IN31A-3715:
Issues with Describing the Uncertainties in Atmospheric Remote Sensing Measurements

Wednesday, 17 December 2014
David P Haffner1,2, Pawan K Bhartia2 and Natalya A Kramarova1,2, (1)Science Systems and Applications, Inc., Lanham, MD, United States, (2)NASA Goddard Space Flight Center, Greenbelt, MD, United States
Abstract:
Uncertainty in atmospheric measurements from satellites and other remote sensing platforms comes from several sources. Users are familiar with concepts of accuracy and precision for physical measurements made using instrumentation, but retrieval algorithms also frequently require statistical information since measurements alone may not completely determine the parameter of interest. This statistical information has uncertainty associated with it as well, and it often contributes a sizeable fraction to the total uncertainty. The precise combination of physical and statistical information in remotely sensed data can vary with season, latitude, altitude, and conditions of measurement.

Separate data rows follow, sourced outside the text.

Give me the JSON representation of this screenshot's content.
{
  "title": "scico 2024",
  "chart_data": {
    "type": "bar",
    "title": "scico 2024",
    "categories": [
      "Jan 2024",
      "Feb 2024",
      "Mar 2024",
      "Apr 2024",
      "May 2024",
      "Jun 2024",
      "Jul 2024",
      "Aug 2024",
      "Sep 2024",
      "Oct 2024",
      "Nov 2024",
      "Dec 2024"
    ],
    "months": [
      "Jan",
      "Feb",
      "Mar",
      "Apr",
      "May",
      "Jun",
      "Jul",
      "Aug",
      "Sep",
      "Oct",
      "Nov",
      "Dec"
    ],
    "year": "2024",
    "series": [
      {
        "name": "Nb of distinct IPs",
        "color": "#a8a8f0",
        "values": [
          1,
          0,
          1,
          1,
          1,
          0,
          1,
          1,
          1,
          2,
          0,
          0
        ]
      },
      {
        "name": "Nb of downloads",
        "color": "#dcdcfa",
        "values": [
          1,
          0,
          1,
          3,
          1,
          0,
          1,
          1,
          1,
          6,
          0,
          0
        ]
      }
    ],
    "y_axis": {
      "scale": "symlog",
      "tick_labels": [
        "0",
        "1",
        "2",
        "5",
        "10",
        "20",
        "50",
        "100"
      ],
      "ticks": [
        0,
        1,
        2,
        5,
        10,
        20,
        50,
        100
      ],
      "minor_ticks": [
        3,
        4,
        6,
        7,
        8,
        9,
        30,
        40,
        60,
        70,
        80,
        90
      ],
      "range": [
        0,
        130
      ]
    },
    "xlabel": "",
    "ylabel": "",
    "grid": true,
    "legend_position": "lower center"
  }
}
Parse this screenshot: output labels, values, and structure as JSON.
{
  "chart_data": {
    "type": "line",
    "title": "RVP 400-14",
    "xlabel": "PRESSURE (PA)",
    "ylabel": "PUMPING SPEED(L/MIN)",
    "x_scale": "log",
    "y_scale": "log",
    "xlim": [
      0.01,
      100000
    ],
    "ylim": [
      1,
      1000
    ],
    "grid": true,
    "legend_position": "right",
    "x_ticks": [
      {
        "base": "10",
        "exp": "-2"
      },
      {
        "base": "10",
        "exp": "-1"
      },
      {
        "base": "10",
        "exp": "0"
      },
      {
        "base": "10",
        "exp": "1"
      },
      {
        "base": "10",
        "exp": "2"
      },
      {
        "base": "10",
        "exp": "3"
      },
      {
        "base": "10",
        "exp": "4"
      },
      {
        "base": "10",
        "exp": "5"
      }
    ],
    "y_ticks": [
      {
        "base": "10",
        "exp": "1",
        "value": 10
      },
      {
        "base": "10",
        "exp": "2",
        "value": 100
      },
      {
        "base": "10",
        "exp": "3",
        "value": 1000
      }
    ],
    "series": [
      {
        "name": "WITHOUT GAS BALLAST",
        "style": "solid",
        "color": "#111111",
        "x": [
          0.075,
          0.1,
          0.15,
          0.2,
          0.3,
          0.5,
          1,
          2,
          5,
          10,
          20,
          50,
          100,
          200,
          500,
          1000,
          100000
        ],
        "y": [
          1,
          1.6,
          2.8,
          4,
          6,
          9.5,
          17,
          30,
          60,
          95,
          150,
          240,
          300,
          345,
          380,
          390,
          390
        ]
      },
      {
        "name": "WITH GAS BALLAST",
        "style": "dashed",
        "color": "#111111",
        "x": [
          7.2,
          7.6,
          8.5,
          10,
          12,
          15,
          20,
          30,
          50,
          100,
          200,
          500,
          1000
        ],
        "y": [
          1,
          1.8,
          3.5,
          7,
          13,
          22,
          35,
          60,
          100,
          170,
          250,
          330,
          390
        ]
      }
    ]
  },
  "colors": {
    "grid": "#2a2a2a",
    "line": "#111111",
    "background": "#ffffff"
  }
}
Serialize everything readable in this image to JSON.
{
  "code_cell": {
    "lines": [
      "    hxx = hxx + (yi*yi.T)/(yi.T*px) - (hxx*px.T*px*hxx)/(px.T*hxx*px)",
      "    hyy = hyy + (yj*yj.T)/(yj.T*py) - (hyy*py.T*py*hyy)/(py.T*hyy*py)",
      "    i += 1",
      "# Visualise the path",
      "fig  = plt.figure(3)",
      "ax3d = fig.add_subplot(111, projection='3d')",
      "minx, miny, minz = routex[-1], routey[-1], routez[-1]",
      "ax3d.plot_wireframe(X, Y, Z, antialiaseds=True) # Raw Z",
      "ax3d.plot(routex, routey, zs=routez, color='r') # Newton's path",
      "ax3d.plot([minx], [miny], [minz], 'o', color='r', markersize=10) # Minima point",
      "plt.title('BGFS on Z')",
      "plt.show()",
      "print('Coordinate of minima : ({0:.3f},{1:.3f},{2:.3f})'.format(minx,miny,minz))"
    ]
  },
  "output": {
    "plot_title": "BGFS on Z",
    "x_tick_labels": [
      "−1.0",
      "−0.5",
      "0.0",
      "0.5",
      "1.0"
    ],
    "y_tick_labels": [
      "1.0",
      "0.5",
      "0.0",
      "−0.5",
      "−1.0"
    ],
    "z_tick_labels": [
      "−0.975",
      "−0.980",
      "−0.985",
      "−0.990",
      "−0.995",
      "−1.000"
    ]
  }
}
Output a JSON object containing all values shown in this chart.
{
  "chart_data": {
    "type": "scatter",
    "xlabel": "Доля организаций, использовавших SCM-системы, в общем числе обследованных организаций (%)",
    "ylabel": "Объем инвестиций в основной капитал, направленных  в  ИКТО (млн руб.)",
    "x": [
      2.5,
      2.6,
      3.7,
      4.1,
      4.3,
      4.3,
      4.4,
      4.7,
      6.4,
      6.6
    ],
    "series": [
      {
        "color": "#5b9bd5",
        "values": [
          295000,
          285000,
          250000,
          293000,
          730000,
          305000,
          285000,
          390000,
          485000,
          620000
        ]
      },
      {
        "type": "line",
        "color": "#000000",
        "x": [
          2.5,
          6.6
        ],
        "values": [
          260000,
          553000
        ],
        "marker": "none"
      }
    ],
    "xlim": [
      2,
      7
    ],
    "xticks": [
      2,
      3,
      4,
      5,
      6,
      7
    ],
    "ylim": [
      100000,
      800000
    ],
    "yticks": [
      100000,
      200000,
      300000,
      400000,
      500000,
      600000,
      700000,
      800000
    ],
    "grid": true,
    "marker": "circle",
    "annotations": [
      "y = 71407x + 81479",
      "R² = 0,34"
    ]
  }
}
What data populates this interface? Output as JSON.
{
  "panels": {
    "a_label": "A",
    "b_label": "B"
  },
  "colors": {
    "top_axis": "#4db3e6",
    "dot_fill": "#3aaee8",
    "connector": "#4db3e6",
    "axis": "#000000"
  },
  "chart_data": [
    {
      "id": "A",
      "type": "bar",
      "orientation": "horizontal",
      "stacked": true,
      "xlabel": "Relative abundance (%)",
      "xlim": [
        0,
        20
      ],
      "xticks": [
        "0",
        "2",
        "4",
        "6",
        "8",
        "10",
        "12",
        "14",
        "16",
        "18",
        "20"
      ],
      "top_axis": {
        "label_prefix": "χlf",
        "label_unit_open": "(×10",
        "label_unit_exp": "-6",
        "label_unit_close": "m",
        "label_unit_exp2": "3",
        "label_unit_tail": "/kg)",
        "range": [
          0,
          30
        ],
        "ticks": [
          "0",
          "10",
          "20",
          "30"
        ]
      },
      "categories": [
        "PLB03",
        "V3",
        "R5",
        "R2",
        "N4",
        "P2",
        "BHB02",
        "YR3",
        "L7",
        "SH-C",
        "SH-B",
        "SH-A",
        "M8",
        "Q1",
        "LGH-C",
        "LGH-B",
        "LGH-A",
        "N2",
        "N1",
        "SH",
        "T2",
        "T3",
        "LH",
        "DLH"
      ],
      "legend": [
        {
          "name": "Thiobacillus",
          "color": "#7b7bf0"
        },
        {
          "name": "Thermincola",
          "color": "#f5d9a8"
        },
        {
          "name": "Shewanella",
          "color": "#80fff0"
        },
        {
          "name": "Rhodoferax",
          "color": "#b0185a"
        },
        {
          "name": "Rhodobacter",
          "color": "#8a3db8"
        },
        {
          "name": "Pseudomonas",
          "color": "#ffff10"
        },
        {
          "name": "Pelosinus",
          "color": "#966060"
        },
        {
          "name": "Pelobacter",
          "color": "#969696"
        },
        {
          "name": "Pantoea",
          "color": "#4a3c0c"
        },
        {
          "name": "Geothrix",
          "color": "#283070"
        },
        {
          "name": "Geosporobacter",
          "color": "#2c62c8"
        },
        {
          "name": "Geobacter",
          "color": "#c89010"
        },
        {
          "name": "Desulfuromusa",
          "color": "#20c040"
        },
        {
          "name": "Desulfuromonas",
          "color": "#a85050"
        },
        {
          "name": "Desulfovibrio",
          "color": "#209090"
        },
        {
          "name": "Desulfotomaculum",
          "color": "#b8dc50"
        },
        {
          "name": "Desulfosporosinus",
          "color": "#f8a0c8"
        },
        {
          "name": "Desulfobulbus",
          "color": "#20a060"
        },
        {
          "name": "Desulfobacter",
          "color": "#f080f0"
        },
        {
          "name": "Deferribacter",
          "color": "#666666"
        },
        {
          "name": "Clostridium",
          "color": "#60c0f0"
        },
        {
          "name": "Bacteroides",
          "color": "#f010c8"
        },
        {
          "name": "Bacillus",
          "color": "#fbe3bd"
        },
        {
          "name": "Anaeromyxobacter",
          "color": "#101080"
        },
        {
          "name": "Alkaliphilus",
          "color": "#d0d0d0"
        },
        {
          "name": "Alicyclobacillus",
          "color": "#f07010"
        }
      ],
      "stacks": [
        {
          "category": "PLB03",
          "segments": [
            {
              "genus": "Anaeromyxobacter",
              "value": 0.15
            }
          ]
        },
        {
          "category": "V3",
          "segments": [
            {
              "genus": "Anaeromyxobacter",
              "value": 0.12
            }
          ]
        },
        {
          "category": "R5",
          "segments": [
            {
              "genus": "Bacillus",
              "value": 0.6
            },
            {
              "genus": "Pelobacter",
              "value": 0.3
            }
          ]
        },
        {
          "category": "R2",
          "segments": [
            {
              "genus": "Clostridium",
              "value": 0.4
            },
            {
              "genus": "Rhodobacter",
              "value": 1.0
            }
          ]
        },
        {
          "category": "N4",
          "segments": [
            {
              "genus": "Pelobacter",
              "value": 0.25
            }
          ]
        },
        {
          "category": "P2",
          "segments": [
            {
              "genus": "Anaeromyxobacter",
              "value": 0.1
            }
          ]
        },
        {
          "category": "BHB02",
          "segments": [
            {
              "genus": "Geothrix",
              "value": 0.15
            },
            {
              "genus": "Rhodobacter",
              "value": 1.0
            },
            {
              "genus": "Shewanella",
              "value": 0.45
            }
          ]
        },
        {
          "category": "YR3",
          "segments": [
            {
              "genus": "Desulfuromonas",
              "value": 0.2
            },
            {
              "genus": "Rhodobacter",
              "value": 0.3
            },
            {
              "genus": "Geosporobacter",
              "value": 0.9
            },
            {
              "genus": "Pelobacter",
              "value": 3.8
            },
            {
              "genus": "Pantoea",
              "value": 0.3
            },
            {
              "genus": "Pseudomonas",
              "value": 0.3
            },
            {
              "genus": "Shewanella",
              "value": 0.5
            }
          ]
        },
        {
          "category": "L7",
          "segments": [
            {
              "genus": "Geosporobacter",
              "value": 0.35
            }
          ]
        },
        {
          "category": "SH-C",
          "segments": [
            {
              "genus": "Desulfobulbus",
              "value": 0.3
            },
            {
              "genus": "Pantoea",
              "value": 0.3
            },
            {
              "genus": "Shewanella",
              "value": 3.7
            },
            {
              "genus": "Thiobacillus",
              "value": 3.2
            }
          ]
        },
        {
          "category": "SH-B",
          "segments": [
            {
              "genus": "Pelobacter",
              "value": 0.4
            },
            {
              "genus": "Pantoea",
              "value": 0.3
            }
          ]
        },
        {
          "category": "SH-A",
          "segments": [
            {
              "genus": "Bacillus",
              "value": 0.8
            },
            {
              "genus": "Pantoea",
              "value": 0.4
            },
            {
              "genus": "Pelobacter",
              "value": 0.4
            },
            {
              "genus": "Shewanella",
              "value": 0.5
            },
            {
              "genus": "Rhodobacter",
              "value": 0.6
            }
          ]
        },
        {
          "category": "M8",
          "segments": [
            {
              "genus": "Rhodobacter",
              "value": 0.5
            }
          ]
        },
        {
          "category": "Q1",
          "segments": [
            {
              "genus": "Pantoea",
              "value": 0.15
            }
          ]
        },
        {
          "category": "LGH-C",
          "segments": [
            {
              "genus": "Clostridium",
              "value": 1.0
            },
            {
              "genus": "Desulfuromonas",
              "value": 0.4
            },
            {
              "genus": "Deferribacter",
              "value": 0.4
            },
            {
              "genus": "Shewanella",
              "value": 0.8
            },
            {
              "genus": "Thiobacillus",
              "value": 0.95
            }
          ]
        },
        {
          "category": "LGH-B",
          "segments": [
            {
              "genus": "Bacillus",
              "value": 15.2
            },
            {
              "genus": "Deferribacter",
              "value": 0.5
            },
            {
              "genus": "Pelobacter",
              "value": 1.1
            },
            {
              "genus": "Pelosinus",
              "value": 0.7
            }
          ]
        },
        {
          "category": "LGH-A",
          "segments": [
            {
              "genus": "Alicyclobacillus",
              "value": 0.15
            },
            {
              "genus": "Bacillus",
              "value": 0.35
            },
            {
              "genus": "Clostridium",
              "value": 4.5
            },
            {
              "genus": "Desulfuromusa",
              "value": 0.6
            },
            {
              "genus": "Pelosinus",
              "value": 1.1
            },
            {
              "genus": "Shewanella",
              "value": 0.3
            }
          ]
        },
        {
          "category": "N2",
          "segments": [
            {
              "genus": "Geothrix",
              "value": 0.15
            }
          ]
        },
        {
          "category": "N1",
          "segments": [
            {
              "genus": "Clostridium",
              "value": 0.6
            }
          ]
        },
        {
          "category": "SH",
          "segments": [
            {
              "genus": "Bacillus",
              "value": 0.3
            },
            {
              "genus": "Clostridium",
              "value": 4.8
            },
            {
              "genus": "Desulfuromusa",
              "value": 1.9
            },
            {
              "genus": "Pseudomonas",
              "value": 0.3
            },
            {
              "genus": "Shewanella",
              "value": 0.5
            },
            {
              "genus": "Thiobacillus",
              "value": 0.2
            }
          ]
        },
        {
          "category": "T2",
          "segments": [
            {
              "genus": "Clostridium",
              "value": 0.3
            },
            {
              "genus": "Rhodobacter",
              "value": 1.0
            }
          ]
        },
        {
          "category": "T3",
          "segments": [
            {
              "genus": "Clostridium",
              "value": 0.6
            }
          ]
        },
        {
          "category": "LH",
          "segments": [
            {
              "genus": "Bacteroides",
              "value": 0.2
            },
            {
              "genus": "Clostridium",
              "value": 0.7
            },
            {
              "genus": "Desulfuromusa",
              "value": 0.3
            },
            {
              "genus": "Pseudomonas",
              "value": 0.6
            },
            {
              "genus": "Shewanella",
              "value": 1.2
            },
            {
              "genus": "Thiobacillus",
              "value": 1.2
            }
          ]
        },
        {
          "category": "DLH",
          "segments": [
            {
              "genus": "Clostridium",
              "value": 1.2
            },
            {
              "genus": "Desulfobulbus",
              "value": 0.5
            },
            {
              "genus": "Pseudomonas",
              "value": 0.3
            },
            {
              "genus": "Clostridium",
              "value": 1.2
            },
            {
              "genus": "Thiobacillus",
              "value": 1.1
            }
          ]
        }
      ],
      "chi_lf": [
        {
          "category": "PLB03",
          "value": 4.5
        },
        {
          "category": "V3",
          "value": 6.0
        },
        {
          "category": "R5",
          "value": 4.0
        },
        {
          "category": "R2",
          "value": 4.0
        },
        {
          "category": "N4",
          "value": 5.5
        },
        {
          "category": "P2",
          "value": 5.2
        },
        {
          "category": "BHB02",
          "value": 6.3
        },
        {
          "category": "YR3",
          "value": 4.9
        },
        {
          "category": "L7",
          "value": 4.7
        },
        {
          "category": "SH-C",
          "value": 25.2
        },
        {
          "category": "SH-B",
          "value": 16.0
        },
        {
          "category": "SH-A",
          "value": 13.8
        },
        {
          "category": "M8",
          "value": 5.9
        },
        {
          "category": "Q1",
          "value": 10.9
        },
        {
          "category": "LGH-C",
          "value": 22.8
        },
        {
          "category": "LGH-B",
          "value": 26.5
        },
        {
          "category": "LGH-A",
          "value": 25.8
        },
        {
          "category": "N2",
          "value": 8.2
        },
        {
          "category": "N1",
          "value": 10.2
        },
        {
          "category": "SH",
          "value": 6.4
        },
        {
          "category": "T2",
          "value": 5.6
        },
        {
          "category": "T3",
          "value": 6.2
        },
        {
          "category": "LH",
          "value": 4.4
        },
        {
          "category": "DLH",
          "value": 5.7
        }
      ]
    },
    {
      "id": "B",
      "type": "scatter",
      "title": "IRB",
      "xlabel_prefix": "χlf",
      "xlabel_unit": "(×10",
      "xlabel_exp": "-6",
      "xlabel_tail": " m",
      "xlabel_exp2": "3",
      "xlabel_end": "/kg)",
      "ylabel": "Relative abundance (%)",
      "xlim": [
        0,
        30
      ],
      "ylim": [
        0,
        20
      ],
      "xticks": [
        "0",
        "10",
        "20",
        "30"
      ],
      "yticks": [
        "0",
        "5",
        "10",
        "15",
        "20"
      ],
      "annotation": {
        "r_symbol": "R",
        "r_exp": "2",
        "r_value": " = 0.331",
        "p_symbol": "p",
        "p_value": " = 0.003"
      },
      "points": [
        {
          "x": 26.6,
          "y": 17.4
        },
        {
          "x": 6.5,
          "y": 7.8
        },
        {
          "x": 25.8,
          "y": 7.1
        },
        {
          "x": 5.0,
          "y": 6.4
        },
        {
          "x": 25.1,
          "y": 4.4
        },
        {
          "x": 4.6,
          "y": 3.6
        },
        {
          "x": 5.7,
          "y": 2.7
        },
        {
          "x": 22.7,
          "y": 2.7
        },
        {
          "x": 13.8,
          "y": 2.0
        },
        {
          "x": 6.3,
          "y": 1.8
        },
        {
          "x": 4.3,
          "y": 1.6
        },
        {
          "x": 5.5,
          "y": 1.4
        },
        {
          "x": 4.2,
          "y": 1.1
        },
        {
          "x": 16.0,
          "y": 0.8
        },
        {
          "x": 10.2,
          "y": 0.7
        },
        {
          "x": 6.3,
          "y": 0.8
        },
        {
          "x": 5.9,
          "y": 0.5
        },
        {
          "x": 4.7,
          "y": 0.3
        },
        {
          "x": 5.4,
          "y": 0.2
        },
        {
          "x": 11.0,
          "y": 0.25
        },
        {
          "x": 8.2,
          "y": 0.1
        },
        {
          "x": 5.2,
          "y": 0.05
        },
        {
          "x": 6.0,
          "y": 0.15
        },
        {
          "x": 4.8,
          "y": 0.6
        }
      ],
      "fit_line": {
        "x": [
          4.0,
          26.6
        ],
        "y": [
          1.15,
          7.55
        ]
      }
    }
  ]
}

While this picture is complex, it is important to clearly define the overall uncertainty for users without oversimplifying so they can interpret the data correctly. Assessment of trends, quantification of radiative forcing and chemical budgets, and comparisons of models with satellite observations all benefit from having adequate uncertainty information. But even today, terminology and interpretation of these uncertainties is a hot topic of discussion among experts. Based on our experience producing a 44 year-long dataset of total ozone and ozone profiles, we discuss our ideas for describing uncertainty in atmospheric datasets for global change research. Assumptions about the atmosphere used in retrievals can also be provided with exact information detailing how the final product depends on these assumptions. As a practical example, we discuss our modifications to the Total Ozone Mapping Spectrometer (TOMS) algorithm in Version 9 to provide robust uncertainties for each measurement and supply as much useful information to users as possible. Finally, we describe how uncertainties in individual measurements combine when the data are aggregated in time and space.